It is no secret that what has kept Sheikh Hasina going all these years was an uncompromising desire for revenge. All members of her immediate family, except her sister, Rehana, with whom she was on a tour abroad, were killed on 15 August 1975. While her sister stayed away from politics, Sheikh Hasina returned to Bangladesh in 1980 to take over her father's party, the Awami League. And she never gave up her mission to try the killers.
A few of them had actually confessed to the killings. Part of their bravado lay in the fact they were protected by an Indemnity Ordinance promulgated in 1975, which was later incorporated into the constitution through an amendment. It was believed a two-third majority would be required to repeal the amendment, but Awami League lawyers successfully challenged the case in the Supreme Court after the party came to power in 1996 and a simple majority proved enough to remove the constitutional security blanket against the trial.
Most of the accused had left the country almost immediately after Sheikh Hasina won the elections, but there were some who could not or did not. After two years of trial, on 8 November 1998, the District and Sessions Judge sentenced 15 army officers of various ranks to death by firing squad, and if the criminal code did not allow for that, to be hanged to death.
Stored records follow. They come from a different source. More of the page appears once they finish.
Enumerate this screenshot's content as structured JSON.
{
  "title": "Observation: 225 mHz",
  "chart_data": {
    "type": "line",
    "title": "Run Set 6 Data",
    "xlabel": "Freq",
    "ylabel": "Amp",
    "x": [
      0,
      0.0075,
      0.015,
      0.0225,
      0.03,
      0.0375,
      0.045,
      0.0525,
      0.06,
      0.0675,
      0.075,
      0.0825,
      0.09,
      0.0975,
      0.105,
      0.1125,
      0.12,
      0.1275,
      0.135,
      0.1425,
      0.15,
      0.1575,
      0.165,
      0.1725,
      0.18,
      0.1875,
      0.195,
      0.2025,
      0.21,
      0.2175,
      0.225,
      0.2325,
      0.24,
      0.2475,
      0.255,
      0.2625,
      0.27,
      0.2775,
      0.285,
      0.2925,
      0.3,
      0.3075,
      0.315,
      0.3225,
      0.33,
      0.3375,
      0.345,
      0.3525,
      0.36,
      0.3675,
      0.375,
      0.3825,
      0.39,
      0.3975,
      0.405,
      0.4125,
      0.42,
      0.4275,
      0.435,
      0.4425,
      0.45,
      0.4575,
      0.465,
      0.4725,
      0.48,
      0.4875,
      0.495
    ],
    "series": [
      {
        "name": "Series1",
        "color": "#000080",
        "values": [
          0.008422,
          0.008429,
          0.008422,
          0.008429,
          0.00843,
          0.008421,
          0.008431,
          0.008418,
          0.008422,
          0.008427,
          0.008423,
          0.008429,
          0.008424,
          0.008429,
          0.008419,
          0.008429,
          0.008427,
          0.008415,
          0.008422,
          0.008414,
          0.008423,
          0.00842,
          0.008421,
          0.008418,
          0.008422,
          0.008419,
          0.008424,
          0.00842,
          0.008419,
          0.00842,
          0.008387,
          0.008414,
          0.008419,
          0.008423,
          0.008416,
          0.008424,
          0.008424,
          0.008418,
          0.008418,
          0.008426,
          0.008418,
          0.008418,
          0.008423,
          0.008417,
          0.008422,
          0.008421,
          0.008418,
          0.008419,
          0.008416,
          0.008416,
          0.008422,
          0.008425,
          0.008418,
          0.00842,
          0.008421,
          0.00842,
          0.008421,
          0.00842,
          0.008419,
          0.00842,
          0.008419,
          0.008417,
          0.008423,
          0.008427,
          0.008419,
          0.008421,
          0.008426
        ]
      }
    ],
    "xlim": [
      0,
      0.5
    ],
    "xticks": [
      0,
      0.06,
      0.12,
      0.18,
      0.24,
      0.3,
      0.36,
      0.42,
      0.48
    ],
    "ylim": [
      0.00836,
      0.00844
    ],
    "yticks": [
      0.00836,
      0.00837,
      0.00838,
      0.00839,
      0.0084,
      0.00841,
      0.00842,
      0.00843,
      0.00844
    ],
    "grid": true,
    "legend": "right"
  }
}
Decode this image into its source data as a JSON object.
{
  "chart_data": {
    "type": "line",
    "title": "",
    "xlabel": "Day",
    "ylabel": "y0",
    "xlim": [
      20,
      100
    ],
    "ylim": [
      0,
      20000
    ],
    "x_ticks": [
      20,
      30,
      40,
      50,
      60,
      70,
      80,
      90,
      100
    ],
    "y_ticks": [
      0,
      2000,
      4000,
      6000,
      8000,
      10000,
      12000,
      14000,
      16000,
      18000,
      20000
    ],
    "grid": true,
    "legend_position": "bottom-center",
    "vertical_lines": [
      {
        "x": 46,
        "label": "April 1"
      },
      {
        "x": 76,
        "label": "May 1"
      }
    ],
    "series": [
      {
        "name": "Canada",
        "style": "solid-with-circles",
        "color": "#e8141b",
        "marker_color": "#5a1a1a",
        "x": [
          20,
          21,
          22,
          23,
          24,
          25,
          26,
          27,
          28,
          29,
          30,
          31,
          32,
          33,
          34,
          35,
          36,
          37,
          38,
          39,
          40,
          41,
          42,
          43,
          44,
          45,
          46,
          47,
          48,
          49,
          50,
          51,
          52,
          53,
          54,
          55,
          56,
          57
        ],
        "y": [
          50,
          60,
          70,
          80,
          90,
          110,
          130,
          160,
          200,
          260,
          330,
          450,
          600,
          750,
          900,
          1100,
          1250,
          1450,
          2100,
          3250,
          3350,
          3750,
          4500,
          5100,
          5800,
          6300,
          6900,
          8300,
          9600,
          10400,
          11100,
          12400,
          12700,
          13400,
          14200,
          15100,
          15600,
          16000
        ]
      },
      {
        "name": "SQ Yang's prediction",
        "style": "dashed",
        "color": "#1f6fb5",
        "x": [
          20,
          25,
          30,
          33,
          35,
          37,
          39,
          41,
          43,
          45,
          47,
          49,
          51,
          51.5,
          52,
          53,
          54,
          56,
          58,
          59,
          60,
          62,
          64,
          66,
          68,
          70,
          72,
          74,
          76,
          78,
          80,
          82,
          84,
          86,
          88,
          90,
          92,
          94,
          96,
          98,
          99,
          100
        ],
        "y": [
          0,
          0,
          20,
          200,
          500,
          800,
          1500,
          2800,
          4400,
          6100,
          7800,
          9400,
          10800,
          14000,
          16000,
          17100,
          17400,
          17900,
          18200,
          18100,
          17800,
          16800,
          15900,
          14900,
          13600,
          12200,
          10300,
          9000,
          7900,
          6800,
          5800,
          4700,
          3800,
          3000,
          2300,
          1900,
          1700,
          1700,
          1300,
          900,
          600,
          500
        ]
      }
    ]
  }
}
Sheikh Hasina had triumphed in the end. She never wavered once in her objective, proving once again that South Asian women who enter politics have more steel in them than most of their male counterparts. It was an emotional moment when, while talking to the press, she choked upon recalling the death by bullet of her youngest brother Sheikh Russell (named after the British philosopher Bertrand Russell), who would have been 32 years old now if he had survived the massacre on that fateful day in 1975.